Foxes in general, and the fox above in particular, are subject to the wages of man. Take a good look at this animal, frozen solid, suspended in time. The writer of a piece (Mail Online) which is a mate to this picture stated: ‘He (the fox) can’t say much now.’ This is a sad commentary on journalism, as if joking about a fox who was simply trying to survive, but found life’s end in the icy waters of Sweden, is worthy of print.
This photo IS worthy of time and attention, it is more worthy of thought, and it is far more worthy to note the spiritual implications, which are manifold. It is not however a joke. Scripture tells a sober mind: ‘A righteous man regards the life of a beast.’ A farmer does not need to be told not to yoke an ox with a goat. He regards both creatures.
An animal cannot sin, yet the effects of sin are seen clearly; this dead fox is a silent voice of protest towards the sin of man. Truly Paul was spot on when he reminds us ‘the whole creation groans,’ and seeing this innocent and beautiful creature trapped and its life ended this way should make any good person groan in agreement with nature, and natures God.
The fox is a victim, a casualty due to the sin of Adam, in which I as well as you have signed on to. This fox would run from you in a heartbeat, as well would a deer or bear, for God put in them the fear and dread of man stemming from sin, that great distance creator.
‘Where are you?’ said God to Adam in the cool of the day, not because God did not know, but because he wanted Adam to answer where he was in relation to him. He was far away, he knew he was naked, and he knew from his conscience that things were not quite right.

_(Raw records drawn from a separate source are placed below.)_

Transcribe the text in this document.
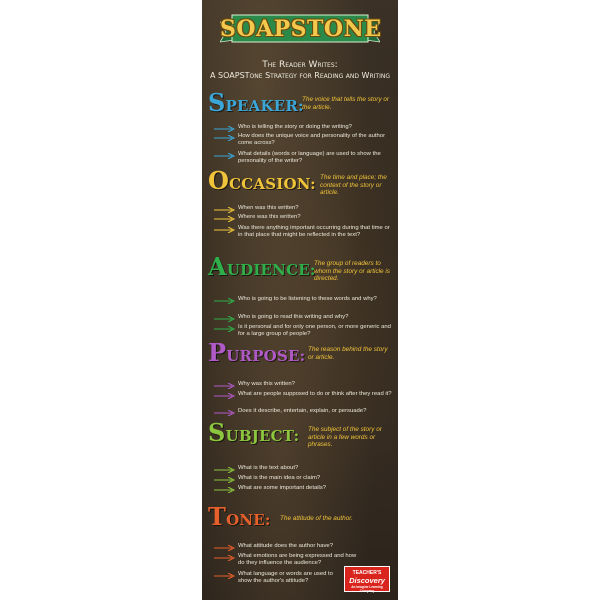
SOAPSTONE
The Reader Writes:
A SOAPSTone Strategy for Reading and Writing
SPEAKER:
The voice that tells the story or the article.
Who is telling the story or doing the writing?
How does the unique voice and personality of the author come across?
What details (words or language) are used to show the personality of the writer?
OCCASION: The time and place; the context of the story or article.
When was this written?
Where was this written?
Was there anything important occurring during that time or in that place that might be reflected in the text?
AUDIENCE:
The group of readers to whom the story or article is directed.
Who is going to be listening to these words and why?
Who is going to read this writing and why?
Is it personal and for only one person, or more generic and for a large group of people?
PURPOSE: The reason behind the story or article.
Why was this written?
What are people supposed to do or think after they read it?
Does it describe, entertain, explain, or persuade?
SUBJECT: The subject of the story or article in a few words or phrases.
What is the text about?
What is the main idea or claim?
What are some important details?
TONE: The attitude of the author.
What attitude does the author have?
What emotions are being expressed and how do they influence the audience?
What language or words are used to show the author's attitude?
TEACHER'S
Discovery
An Imagine Learning Company
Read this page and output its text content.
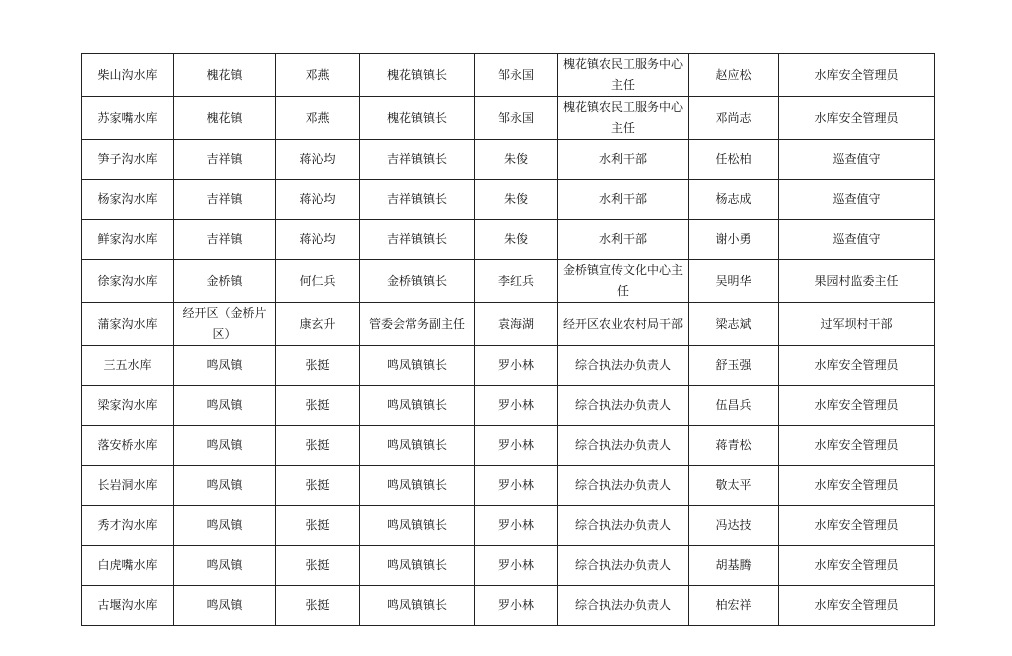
柴山沟水库	槐花镇	邓燕	槐花镇镇长	邹永国	槐花镇农民工服务中心主任	赵应松	水库安全管理员
苏家嘴水库	槐花镇	邓燕	槐花镇镇长	邹永国	槐花镇农民工服务中心主任	邓尚志	水库安全管理员
笋子沟水库	吉祥镇	蒋沁均	吉祥镇镇长	朱俊	水利干部	任松柏	巡查值守
杨家沟水库	吉祥镇	蒋沁均	吉祥镇镇长	朱俊	水利干部	杨志成	巡查值守
鲜家沟水库	吉祥镇	蒋沁均	吉祥镇镇长	朱俊	水利干部	谢小勇	巡查值守
徐家沟水库	金桥镇	何仁兵	金桥镇镇长	李红兵	金桥镇宣传文化中心主任	吴明华	果园村监委主任
蒲家沟水库	经开区（金桥片区）	康玄升	管委会常务副主任	袁海湖	经开区农业农村局干部	梁志斌	过军坝村干部
三五水库	鸣凤镇	张挺	鸣凤镇镇长	罗小林	综合执法办负责人	舒玉强	水库安全管理员
梁家沟水库	鸣凤镇	张挺	鸣凤镇镇长	罗小林	综合执法办负责人	伍昌兵	水库安全管理员
落安桥水库	鸣凤镇	张挺	鸣凤镇镇长	罗小林	综合执法办负责人	蒋青松	水库安全管理员
长岩洞水库	鸣凤镇	张挺	鸣凤镇镇长	罗小林	综合执法办负责人	敬太平	水库安全管理员
秀才沟水库	鸣凤镇	张挺	鸣凤镇镇长	罗小林	综合执法办负责人	冯达技	水库安全管理员
白虎嘴水库	鸣凤镇	张挺	鸣凤镇镇长	罗小林	综合执法办负责人	胡基腾	水库安全管理员
古堰沟水库	鸣凤镇	张挺	鸣凤镇镇长	罗小林	综合执法办负责人	柏宏祥	水库安全管理员
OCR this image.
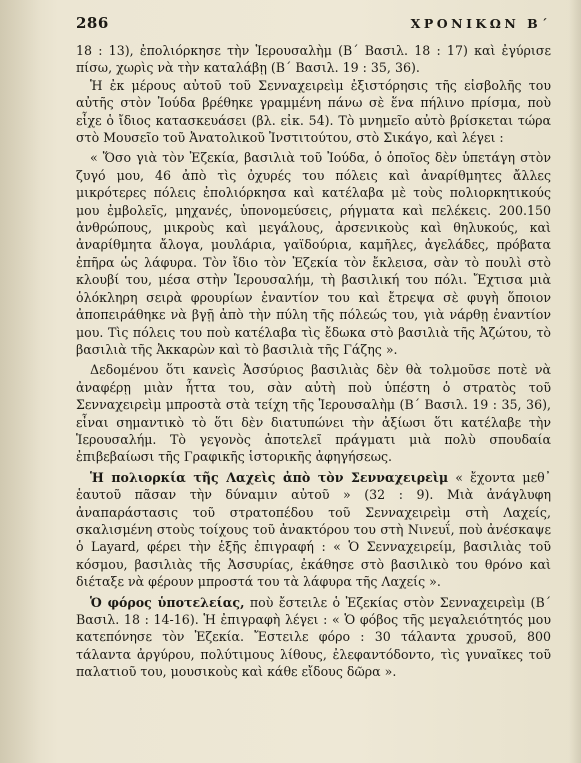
286	ΧΡΟΝΙΚΩΝ Β΄

18 : 13), ἐπολιόρκησε τὴν Ἱερουσαλὴμ (Β΄ Βασιλ. 18 : 17) καὶ ἐγύρισε πίσω, χωρὶς νὰ τὴν καταλάβῃ (Β΄ Βασιλ. 19 : 35, 36).

Ἡ ἐκ μέρους αὐτοῦ τοῦ Σενναχειρεὶμ ἐξιστόρησις τῆς εἰσβολῆς του αὐτῆς στὸν Ἰούδα βρέθηκε γραμμένη πάνω σὲ ἕνα πήλινο πρίσμα, ποὺ εἶχε ὁ ἴδιος κατασκευάσει (βλ. εἰκ. 54). Τὸ μνημεῖο αὐτὸ βρίσκεται τώρα στὸ Μουσεῖο τοῦ Ἀνατολικοῦ Ἰνστιτούτου, στὸ Σικάγο, καὶ λέγει :

« Ὅσο γιὰ τὸν Ἐζεκία, βασιλιὰ τοῦ Ἰούδα, ὁ ὁποῖος δὲν ὑπετάγη στὸν ζυγό μου, 46 ἀπὸ τὶς ὀχυρές του πόλεις καὶ ἀναρίθμητες ἄλλες μικρότερες πόλεις ἐπολιόρκησα καὶ κατέλαβα μὲ τοὺς πολιορκητικούς μου ἐμβολεῖς, μηχανές, ὑπονομεύσεις, ρήγματα καὶ πελέκεις. 200.150 ἀνθρώπους, μικροὺς καὶ μεγάλους, ἀρσενικοὺς καὶ θηλυκούς, καὶ ἀναρίθμητα ἄλογα, μουλάρια, γαϊδούρια, καμῆλες, ἀγελάδες, πρόβατα ἐπῆρα ὡς λάφυρα. Τὸν ἴδιο τὸν Ἐζεκία τὸν ἔκλεισα, σὰν τὸ πουλὶ στὸ κλουβί του, μέσα στὴν Ἱερουσαλήμ, τὴ βασιλική του πόλι. Ἔχτισα μιὰ ὁλόκληρη σειρὰ φρουρίων ἐναντίον του καὶ ἔτρεψα σὲ φυγὴ ὅποιον ἀποπειράθηκε νὰ βγῇ ἀπὸ τὴν πύλη τῆς πόλεώς του, γιὰ νάρθῃ ἐναντίον μου. Τὶς πόλεις του ποὺ κατέλαβα τὶς ἔδωκα στὸ βασιλιὰ τῆς Ἀζώτου, τὸ βασιλιὰ τῆς Ἀκκαρὼν καὶ τὸ βασιλιὰ τῆς Γάζης ».

Δεδομένου ὅτι κανεὶς Ἀσσύριος βασιλιὰς δὲν θὰ τολμοῦσε ποτὲ νὰ ἀναφέρῃ μιὰν ἧττα του, σὰν αὐτὴ ποὺ ὑπέστη ὁ στρατὸς τοῦ Σενναχειρεὶμ μπροστὰ στὰ τείχη τῆς Ἱερουσαλὴμ (Β΄ Βασιλ. 19 : 35, 36), εἶναι σημαντικὸ τὸ ὅτι δὲν διατυπώνει τὴν ἀξίωσι ὅτι κατέλαβε τὴν Ἱερουσαλήμ. Τὸ γεγονὸς ἀποτελεῖ πράγματι μιὰ πολὺ σπουδαία ἐπιβεβαίωσι τῆς Γραφικῆς ἱστορικῆς ἀφηγήσεως.

Ἡ πολιορκία τῆς Λαχεὶς ἀπὸ τὸν Σενναχειρεὶμ « ἔχοντα μεθ᾽ ἑαυτοῦ πᾶσαν τὴν δύναμιν αὐτοῦ » (32 : 9). Μιὰ ἀνάγλυφη ἀναπαράστασις τοῦ στρατοπέδου τοῦ Σενναχειρεὶμ στὴ Λαχείς, σκαλισμένη στοὺς τοίχους τοῦ ἀνακτόρου του στὴ Νινευΐ, ποὺ ἀνέσκαψε ὁ Layard, φέρει τὴν ἑξῆς ἐπιγραφή : « Ὁ Σενναχειρείμ, βασιλιὰς τοῦ κόσμου, βασιλιὰς τῆς Ἀσσυρίας, ἐκάθησε στὸ βασιλικὸ του θρόνο καὶ διέταξε νὰ φέρουν μπροστά του τὰ λάφυρα τῆς Λαχείς ».

Ὁ φόρος ὑποτελείας, ποὺ ἔστειλε ὁ Ἐζεκίας στὸν Σενναχειρεὶμ (Β΄ Βασιλ. 18 : 14-16). Ἡ ἐπιγραφὴ λέγει : « Ὁ φόβος τῆς μεγαλειότητός μου κατεπόνησε τὸν Ἐζεκία. Ἔστειλε φόρο : 30 τάλαντα χρυσοῦ, 800 τάλαντα ἀργύρου, πολύτιμους λίθους, ἐλεφαντόδοντο, τὶς γυναῖκες τοῦ παλατιοῦ του, μουσικοὺς καὶ κάθε εἴδους δῶρα ».
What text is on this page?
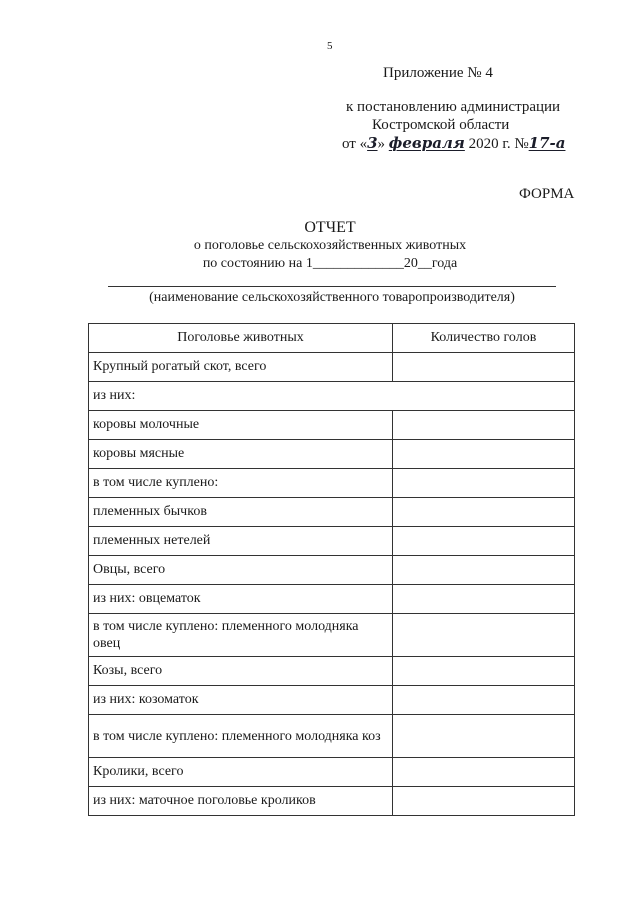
5
Приложение № 4
к постановлению администрации
Костромской области
от «3» февраля 2020 г. №17-а
ФОРМА
ОТЧЕТ
о поголовье сельскохозяйственных животных
по состоянию на 1_____________20__года
(наименование сельскохозяйственного товаропроизводителя)
Поголовье животных	Количество голов
Крупный рогатый скот, всего	
из них:	
коровы молочные	
коровы мясные	
в том числе куплено:	
племенных бычков	
племенных нетелей	
Овцы, всего	
из них: овцематок	
в том числе куплено: племенного молодняка овец	
Козы, всего	
из них: козоматок	
в том числе куплено: племенного молодняка коз	
Кролики, всего	
из них: маточное поголовье кроликов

So the animal kingdom would also experience distance from man, as man was distant from God. This was unnatural, for were not the animals named by Adam? Assuredly so, yet thousands of years later, the bird at your feeder who learned to depend on your daily bread, is still wary of you, not knowing he has no reason to fear the hand that feeds him; yet he fears. Thank you sin.
Why would a man joke at the foxes demise and death in such a punishing manner? The fox is utterly majestic when seen in the wilds of nature, and when deer hunting, seeing a fox is a bright spot when one comes home with the deer as the victor. The Lord Jesus called Herod a fox, but this was a compliment to the fox, while Herod would not understand.
A righteous man regardeth the life of the beast. Remember when the Lord told a man to get the colt, AND its mother? The intrinsic worth of the son of God could not be hidden here, for the young one would raise a voice of protest without its mother. Thus the donkeys worth is etched in eternity, for ‘thy king cometh unto thee, sitting upon a foal.’
So yes, that picture of a frozen fox can easily be overlooked, but not by people who are sympathetic to the effects of sin on all creation. See him feverishly struggling, searching for a dry spot? See him writhe in the bitter cold? See him cry out for help and there is none? Now see a cold remark by a reporter who does not see death, but sees a joke…
Falling stars, fire, floods, same thing; the whole creation groans. Am I showing more regard for animals than man? Of course not, but the wages of sin is death, and the fox here is testimony to that loud thunder called the sin of Adam, and Adam’s posterity.
There is nothing on earth that is not tainted by sin, but thank God for a redeemed heart.